A sfatare i più diffusi luoghi comuni che “fanno comodo agli appetiti insaziabili di un’industria in cerca di nuove opportunità di guadagno” ci hanno pensato Loris Cucchiarini (coordinatore del Centro di educazione ambientale e forestale delle Foreste casentinesi e guida ambientale escursionistica) e Alessandro Bottacci (direttore del parco nazionale Foreste casentinesi, monte Falterona e Campigna) che in un recente articolo su Il Fatto Quotidiano hanno affrontato il delicato argomento della situazione forestale italiana. Tre in pratica i punti – che i due articolisti definiscono “miti” – presi in esame. Vediamoli sinteticamente e brevemente uno per volta così come hanno fatto gli stessi articolisti.
Mito n.1: in Italia i boschi cominciano a diventare persino invadenti, siamo tra le nazioni più ricche d’Europa in quanto a foreste, come la Finlandia o i paesi balcanici; si parla addirittura di “perdita di paesaggio” in un Paese dove l’uomo, presente da tantissimo tempo, non ha una vera vocazione forestale e quindi l’avanzata dei boschi va regimata o arrestata per non modificare il paesaggio storico.

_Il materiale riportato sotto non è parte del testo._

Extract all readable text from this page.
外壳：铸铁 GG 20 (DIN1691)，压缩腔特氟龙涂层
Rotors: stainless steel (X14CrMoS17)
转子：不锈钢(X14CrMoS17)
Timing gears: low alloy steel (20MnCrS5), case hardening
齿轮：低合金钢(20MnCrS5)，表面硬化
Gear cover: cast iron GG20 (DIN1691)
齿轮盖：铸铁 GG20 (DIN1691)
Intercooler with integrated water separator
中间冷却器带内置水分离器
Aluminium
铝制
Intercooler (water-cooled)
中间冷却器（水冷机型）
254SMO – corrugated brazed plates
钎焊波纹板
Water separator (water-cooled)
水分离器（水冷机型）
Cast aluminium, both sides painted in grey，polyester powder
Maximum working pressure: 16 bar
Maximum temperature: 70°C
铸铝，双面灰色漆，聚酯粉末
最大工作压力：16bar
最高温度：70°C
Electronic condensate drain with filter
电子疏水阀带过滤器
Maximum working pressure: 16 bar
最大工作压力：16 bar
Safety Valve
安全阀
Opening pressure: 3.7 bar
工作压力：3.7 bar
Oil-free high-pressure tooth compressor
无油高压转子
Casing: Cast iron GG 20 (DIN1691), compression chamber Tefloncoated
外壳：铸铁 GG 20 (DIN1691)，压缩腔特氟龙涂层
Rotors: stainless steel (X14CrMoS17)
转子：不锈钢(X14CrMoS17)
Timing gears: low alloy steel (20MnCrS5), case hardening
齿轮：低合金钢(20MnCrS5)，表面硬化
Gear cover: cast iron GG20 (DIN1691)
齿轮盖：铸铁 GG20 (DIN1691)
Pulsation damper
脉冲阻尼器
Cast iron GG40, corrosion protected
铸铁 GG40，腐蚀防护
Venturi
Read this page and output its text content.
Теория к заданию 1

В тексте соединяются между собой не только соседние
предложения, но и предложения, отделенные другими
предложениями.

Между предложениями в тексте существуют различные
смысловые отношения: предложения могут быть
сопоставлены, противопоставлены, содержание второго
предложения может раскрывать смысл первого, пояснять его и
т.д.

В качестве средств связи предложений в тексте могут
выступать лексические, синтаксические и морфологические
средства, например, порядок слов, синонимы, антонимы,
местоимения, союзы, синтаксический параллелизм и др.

“Tesi del tutto infondata”, affermano Cucchiarini e Bottacci, secondo i quali mentre la media europea di copertura forestale è del 44%, in Italia siamo solo al 33%. L’Italia non è un Paese vocato alla selvicoltura, applicata per lo più alle foreste alpine e, molto meno a quelle prealpine e quasi per nulla sull’Appennino. Unica eccezione le foreste demaniali dello Stato dove, soprattutto nel dopoguerra, sono state ricostituite le aree deforestate nei due secoli precedenti.
Circa il 75% della superficie forestale italiana è governata a ceduo, pratica anacronistica e con un grande impatto negativo, che prevede il taglio raso di vaste superfici di bosco a intervalli di tempo molto ravvicinati (14/20 anni) e che espone il territorio a un’intensa e pericolosa erosione.
Mito n.2: i boschi, specialmente quelli impiantati dall’uomo, sono equiparabili a manufatti e quindi vanno tenuti puliti e in ordine, altrimenti si degradano. Di conseguenza, la “gestione attiva” (inspiegabilmente considerata sinonimo di “gestione forestale sostenibile”) sarebbe lo strumento più idoneo a mantenere in efficienza i soprassuoli forestali e a massimizzare la fornitura dei servizi ecosistemici.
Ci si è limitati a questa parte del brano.